Küresel Asgari Kurumlar Vergisi: Vergi Rekabeti için Çözüm Olur mu?

Küresel ekonomi, yıllar boyunca çeşitli vergi politikaları ve uygulamalarıyla şekillenmiştir. Ancak, son yıllarda gündeme gelen ve büyük tartışmalara neden olan konulardan biri de küresel asgari kurumlar vergisi uygulamasıdır. Özellikle, zengin ekonomilerin liderlerinin girişimiyle ortaya çıkan bu uygulama, çok uluslu şirketlerin vergi kaçırma ve düşük vergi oranlarından yararlanma eğilimlerine karşı bir çözüm olarak öne çıkmaktadır.

Çok uluslu şirketlerin faaliyet gösterdiği ülkelerde ödediği kurumlar vergisi yükü yüzde 15'ten az ise asgari kurumlar vergisi uygulamasını yasalaştıran ülkeler, ilgili ülkenin almadığı vergi farkını talep edebilecektir. Özellikle, gelişmekte olan ülkelerden vergi cenneti olarak bilinen ülkeler, çok uluslu şirketlerin vergi ödemelerini azaltmak için düşük vergi oranları ve muafiyetler sunmaktadır. Bu durum, vergi gelirlerinin azalmasına ve vergi adaletsizliğine yol açmaktadır.

Küresel asgari kurumlar vergisi uygulaması, bu eğilimi tersine çevirmeyi amaçlamaktadır. Özellikle, 2021'de yapılan bir anlaşmayla, dünya ekonomisinin önemli oyuncuları olan G-7 ülkeleri yüzde 15'lik bir küresel asgari kurumlar vergisi uygulanması konusunda anlaşmışlardır. Bu anlaşma, dünya genelinde vergi adaletini sağlamak ve vergi kaçakçılığını önlemek için önemli bir adım olarak değerlendirilmektedir.

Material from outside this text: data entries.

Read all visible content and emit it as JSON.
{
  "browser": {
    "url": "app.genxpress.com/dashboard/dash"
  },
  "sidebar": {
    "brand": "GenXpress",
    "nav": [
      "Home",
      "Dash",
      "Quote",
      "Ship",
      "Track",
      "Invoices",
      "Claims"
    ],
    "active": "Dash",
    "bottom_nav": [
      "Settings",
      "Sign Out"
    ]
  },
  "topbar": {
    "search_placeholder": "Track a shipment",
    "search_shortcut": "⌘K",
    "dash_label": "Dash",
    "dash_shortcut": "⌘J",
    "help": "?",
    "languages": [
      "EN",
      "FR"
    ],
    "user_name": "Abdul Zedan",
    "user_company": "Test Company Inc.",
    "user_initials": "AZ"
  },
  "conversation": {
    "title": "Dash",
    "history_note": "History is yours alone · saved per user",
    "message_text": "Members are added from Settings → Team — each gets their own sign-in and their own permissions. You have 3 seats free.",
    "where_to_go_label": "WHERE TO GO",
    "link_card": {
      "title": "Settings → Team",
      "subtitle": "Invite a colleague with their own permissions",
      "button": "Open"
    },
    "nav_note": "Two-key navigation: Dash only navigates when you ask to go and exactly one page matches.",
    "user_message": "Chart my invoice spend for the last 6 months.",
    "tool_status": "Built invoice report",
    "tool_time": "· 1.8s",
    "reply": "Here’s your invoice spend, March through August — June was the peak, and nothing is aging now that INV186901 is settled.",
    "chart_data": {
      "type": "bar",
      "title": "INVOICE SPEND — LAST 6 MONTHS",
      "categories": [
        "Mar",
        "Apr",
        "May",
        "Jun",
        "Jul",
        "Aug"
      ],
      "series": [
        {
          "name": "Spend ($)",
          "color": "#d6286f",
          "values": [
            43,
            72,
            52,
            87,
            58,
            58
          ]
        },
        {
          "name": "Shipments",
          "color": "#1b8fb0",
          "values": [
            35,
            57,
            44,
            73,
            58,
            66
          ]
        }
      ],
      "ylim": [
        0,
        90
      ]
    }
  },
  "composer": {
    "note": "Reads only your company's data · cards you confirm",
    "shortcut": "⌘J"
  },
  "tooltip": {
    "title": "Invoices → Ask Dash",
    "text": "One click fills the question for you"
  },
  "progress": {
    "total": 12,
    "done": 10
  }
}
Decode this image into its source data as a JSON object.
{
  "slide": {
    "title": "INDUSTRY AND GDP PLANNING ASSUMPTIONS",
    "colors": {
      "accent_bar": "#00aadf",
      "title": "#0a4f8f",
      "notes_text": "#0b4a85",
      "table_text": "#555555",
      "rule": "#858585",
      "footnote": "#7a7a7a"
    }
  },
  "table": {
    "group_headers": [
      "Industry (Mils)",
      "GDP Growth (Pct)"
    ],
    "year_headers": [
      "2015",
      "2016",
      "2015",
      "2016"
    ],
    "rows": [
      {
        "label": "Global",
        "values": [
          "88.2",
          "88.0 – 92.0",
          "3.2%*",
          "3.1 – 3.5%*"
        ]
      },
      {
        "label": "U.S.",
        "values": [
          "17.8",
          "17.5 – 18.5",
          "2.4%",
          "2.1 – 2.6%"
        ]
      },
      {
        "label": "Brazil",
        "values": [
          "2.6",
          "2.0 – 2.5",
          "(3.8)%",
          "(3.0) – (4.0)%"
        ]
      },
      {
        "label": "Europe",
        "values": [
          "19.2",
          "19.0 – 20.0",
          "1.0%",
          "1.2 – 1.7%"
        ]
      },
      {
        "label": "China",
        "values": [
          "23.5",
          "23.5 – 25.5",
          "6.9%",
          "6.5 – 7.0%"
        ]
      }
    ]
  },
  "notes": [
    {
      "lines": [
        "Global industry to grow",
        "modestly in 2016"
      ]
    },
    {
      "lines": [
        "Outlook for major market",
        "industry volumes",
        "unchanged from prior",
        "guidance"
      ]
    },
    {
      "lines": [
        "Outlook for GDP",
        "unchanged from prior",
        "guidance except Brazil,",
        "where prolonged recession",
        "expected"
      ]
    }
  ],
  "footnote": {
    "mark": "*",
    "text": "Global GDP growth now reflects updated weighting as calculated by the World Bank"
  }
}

Türkiye'nin de bu uygulamaya dahil olması, ülkenin ekonomik çıkarları açısından önemlidir. Özellikle, vergi cenneti ülkelere kaçışın önlenmesi ve vergi adaletsizliğinin giderilmesi, Türkiye'nin ekonomik büyümesine olumlu katkı sağlayabilir. Ayrıca, küresel asgari kurumlar vergisi uygulamasıyla birlikte, vergi rekabetinin azalması ve işletmelerin vergi ödemelerinin adil bir şekilde düzenlenmesi sağlanabilir.

Ancak unutulmamalıdır ki; küresel asgari kurumlar vergisi uygulamasının Türkiye açısından bazı negatif yönleri de bulunmaktadır. Vergi adaletini sağlama amacı güden bu uygulama, aynı zamanda Türkiye'nin yabancı yatırımları çekme potansiyelini olumsuz etkileyebilir ve rekabet avantajını azaltabilir. Bir yandan Türkiye'nin vergi politikalarını esnek bir şekilde belirleme yeteneğini de kısıtlayacağından, vergi adaletini sağlama amacı güden bu uygulama, aynı zamanda Türkiye'nin rekabetçiliğini ve ekonomik büyümesini destekleyecek şekilde uyarlanmalıdır.